Jeffrey Hart, a former editor of National Review, and former speechwriter for both Richard Nixon and Ronald Reagan, writes that the conservative movement that backed George W. Bush “is now dead.” He urges the Republican Party to move away from “Bushism,” and Reaganism and begin to model the Party to align with the thinking and actions of Dwight Eisenhower.

Excerpts from his article The GOP Must Change or Die:

  • In a recent poll, 98 percent of historians rated George W. Bush the worst president in American history. Bushism was a disaster, and the conservative movement that backed him in everything is now dead.
  • The conservative movement has stuck to George W. Bush like a limpet on all his discredited policies: Iraq, banning abortion, the block on stem cell research, income tax cuts for the wealthy, attaching Social Security to the Stock Market (!), repatriating 12 million illegal immigrants instead of offering them a road to citizenship (“amnesty”). All of these have been losers.
  • The model for the revival of the Republican party should be the presidency of Dwight Eisenhower. It is no good conservatives trying to revive Ronald Reagan, for whom I used to write speeches. Historians may rate Reagan as a near-great president.

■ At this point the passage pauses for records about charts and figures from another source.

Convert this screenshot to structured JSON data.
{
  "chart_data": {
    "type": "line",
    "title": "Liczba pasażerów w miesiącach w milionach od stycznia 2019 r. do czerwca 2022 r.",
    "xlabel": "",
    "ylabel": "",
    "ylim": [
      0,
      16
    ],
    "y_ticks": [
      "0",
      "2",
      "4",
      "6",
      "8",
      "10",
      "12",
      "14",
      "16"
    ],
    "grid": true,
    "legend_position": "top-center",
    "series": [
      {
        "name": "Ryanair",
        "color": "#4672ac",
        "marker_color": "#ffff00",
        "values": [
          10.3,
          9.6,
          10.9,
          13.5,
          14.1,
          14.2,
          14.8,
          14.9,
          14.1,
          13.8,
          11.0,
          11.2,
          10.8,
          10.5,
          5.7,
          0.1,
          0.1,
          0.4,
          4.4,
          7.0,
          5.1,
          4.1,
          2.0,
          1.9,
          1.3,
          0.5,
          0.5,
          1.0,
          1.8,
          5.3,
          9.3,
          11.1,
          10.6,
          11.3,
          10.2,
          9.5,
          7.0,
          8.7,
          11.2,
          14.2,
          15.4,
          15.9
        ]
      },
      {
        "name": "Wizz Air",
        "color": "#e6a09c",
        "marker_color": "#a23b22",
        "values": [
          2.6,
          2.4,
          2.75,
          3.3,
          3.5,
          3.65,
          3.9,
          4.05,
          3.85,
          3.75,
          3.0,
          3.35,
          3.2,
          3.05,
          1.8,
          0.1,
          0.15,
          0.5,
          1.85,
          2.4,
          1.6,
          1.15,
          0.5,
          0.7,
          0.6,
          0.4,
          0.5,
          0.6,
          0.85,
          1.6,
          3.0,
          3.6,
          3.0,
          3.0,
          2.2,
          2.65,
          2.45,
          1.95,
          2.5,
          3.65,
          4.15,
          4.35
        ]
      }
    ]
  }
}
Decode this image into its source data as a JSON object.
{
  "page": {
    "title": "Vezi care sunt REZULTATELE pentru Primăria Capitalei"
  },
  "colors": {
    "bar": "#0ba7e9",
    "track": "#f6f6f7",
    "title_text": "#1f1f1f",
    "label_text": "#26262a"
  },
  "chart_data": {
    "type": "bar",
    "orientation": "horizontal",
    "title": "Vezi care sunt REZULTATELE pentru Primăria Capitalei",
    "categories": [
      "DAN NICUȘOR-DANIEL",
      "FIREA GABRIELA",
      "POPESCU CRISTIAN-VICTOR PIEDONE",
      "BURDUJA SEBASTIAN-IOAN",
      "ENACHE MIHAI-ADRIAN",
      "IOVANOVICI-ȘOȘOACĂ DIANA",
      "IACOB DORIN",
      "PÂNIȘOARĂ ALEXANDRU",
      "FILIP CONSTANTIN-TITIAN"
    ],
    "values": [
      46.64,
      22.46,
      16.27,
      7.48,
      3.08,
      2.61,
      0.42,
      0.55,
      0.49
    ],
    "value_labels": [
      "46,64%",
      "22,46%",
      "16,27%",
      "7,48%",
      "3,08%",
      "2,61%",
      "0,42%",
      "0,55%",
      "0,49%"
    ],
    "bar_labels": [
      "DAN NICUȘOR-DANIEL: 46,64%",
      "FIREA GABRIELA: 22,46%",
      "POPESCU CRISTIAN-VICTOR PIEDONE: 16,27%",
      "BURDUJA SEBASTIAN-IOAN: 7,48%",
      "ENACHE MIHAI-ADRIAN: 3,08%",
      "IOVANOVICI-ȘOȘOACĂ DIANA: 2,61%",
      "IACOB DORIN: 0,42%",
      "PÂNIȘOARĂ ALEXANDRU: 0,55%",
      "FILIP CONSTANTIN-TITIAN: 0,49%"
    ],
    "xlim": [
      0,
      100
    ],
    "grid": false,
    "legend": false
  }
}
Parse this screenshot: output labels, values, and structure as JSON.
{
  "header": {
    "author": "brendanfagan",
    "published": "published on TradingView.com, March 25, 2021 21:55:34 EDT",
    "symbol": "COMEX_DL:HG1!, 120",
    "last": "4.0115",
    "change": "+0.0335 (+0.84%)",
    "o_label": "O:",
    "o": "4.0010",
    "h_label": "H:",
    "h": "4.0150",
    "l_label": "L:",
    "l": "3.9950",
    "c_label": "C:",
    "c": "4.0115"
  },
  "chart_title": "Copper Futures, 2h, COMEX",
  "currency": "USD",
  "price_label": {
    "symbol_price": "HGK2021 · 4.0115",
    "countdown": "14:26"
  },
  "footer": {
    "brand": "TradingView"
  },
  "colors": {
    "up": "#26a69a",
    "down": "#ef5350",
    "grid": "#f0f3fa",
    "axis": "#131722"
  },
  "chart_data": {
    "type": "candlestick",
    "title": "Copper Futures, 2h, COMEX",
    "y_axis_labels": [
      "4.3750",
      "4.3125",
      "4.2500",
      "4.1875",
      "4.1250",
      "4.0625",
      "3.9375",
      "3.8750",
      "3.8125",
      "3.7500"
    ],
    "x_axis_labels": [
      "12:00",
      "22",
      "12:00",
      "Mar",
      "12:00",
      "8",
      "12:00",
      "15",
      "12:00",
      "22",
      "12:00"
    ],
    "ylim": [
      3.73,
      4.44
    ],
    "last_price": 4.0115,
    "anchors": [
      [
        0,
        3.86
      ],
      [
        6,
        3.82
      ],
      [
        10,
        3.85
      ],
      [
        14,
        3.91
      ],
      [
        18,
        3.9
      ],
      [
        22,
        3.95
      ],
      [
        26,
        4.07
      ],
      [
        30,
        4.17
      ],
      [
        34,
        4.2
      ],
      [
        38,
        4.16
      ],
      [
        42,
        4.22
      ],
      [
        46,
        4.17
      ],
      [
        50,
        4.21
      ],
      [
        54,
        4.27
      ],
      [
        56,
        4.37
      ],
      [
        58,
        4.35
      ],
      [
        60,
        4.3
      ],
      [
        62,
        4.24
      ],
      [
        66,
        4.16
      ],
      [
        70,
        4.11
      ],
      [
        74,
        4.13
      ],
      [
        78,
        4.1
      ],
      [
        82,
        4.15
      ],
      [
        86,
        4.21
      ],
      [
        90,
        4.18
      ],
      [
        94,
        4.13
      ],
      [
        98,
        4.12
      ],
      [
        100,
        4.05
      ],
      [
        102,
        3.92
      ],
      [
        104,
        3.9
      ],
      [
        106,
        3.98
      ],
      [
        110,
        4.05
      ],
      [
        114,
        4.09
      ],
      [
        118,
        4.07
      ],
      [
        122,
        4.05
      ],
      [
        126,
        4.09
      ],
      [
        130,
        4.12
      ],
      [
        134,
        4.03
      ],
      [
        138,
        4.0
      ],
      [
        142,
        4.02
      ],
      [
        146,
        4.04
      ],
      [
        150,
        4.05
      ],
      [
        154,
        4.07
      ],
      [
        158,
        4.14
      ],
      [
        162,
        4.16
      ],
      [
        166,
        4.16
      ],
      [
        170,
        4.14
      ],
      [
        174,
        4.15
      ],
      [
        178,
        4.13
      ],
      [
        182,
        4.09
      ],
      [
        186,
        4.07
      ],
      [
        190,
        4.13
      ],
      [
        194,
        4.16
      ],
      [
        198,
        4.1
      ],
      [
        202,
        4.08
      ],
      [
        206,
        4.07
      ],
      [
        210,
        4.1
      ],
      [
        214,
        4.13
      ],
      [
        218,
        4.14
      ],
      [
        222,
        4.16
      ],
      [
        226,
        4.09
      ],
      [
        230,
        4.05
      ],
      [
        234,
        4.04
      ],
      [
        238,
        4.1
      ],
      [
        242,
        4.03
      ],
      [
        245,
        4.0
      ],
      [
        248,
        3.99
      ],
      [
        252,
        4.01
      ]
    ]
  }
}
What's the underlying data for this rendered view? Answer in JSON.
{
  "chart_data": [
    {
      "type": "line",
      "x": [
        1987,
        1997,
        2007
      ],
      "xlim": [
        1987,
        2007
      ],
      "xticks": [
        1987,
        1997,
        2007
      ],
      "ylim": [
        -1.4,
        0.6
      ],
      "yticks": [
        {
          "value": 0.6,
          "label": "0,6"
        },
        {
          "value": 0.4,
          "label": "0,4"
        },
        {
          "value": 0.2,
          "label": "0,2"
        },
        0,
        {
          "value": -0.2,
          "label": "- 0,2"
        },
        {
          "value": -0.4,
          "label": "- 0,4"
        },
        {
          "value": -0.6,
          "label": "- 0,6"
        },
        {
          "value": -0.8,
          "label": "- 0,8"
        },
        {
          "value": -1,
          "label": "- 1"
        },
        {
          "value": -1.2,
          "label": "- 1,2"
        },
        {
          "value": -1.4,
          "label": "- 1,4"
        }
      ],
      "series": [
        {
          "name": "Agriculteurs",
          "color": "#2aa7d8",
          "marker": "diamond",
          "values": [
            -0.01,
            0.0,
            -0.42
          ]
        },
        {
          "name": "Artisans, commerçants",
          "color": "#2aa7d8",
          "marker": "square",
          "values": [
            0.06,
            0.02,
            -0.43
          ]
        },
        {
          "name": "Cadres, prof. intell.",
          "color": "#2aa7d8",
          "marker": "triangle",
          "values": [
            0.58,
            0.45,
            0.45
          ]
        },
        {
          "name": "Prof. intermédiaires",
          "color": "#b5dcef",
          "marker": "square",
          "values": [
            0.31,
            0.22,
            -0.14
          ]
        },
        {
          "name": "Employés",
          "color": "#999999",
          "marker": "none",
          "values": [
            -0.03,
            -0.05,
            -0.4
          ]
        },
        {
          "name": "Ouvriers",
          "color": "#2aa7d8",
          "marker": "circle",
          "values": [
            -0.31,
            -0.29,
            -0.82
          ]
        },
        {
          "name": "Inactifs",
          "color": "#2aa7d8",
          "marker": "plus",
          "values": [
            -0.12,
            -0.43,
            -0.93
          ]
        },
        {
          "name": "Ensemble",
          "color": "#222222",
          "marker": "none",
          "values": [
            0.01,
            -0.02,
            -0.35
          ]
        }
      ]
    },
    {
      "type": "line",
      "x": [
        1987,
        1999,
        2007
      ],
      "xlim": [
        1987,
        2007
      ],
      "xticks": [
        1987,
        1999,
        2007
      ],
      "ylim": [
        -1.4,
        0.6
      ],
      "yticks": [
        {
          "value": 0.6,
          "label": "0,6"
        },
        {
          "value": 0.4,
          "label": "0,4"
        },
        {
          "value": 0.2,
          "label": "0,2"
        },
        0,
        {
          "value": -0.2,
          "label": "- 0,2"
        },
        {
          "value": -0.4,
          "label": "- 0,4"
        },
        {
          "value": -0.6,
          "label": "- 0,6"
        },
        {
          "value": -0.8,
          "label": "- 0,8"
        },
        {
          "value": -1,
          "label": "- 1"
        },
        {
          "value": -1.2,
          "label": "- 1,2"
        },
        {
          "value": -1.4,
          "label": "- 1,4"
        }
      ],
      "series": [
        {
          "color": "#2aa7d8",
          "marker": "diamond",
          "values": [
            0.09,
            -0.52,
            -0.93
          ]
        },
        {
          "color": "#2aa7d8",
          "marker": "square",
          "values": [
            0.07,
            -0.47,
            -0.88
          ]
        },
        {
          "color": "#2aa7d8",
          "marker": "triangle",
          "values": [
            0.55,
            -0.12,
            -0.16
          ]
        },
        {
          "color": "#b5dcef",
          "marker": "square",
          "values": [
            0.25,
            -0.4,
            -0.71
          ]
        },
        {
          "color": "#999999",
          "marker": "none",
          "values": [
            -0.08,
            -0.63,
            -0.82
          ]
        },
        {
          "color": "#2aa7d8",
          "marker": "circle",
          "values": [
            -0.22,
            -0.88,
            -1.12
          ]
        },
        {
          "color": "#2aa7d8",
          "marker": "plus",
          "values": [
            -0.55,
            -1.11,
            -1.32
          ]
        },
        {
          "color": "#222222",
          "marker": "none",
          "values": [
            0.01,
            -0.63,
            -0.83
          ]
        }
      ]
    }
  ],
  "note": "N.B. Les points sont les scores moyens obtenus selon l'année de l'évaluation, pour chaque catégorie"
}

But our problems now are different from the ones he addressed. And “supply-side economics” is now widely recognized as nonsense.
  • First, the Republican party must distance itself from evangelicalism as the policy preferences of evangelicals have only minority support.
  • Second, science today, empirically based, has great authority because of its manifold achievements, from the interior of the molecule and the human cell to the age of the universe (13.7 billion years). Therefore science also has cultural authority. No administration has been so comprehensively hostile to science as the Bush administration. It has cut funding for research and development, manipulated data on global warming, and exaggerated uncertainties about climate change so that millions of Americans think global warming and its causes are matters of opinion.
  • Third, both Bushism and movement conservatism forgot the founder of modern conservatism, Edmund Burke, who understood abstract (republican) theory as the basis for revolution in France, but also understood historical force of social change.
  • Fourth, Burke and Leo Strauss are the indispensable conservative political philosophers and should guide the leaders of any form of modern conservatism. But the immediate paradigm for the revival of the Republican party should be the successful presidency of Dwight Eisenhower.
  • In 1953 Eisenhower ended the Korean war with a nuclear threat against Beijing, built the nuclear-powered navy and brought forward the unstoppable Polaris missile, initiated the U-2 spy-plane flights, began to build the interstate highway system, and also balanced the budget three times. He certainly would not have trapped an American army in Mesopotamia. He was practical, solid, and surely a near-great president.
  • Movement conservatism, RIP. The common sense Republican party will rise again. It must. Or it will go the way of the Federalists and the Whigs.